Most of us won’t recognise any of the contestants; many are former participants from other reality TV shows simply bouncing from one ‘it’s been a journey’ moment to another. I could hazard a guess that few of them realise the programme is named after George Orwell’s terrifying villain.
Nineteen Eighty-Four may have been written in 1946 but its key themes of control, authority and surveillance are all too relevant today. Can Big Brother watching you ever be a good thing?
India’s top private hospitals are increasing the use of ‘remote management’ of intensive care units around the country because of a shortage of critical-care doctors.
Advances in technology mean that doctors based at a private hospital in the country’s capital can track a wall of television monitors displaying the vital signs of intensive care patients being treated hundreds of miles away.

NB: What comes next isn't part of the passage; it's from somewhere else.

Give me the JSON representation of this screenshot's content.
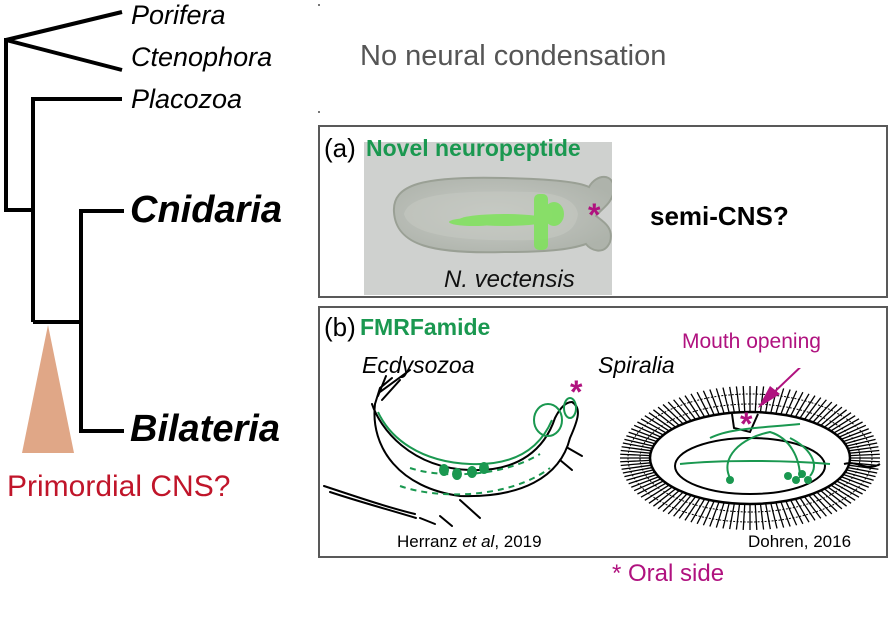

Hospital owner Fortis Healthcare stated that on one occasion the oxygen flow to a 67-year-old patient had stopped at one of its centres in Amritsar, Northern India. As no critical-care doctors were present, a consultant in New Delhi issued vital instructions via video link to prevent brain damage or death of the patient.
Recently doctors located in New Delhi saved a pregnant woman in a hospital in the southern city of Warangal after her heart stopped beating, by talking the resident non-trauma doctor through chest compressions.
The substantial shortage of doctors in India is forcing hospitals to set up more of these ‘electronic intensive care units’ (or eICUs). According to the World Health Organisation there is currently only seven doctors for every 10,000 people, half the global average. It is estimated the country needs more than 50,000 critical care specialists but has just over 8,000.
While leveraging new technology obviously helps the advancement of medicine, this brave new world where doctors are replaced by a voice of guidance coming through an ear piece is concerning.
Let’s hope Jeremy Hunt doesn’t cotton on to the idea. What better cost-saving exercise could there be than replacing teams of well-trained trauma specialists dotted around the country with a bank of Orwellian screens being stared at by several tired and battle-weary doctors at a disused warehouse in London.
What next? Robots assessing the medical history of patients fighting for their lives in distant outposts? Does the machine decide if they should they live or die? Such ‘medicine by microphone’ sounds like an idea for a future television show.
Probably time to mention that Endemol, the production company behind Big Brother, thoughtfully gave Holland the programme ‘Big Donor’ in which three people in need of organ donation competed for a dying woman’s kidney.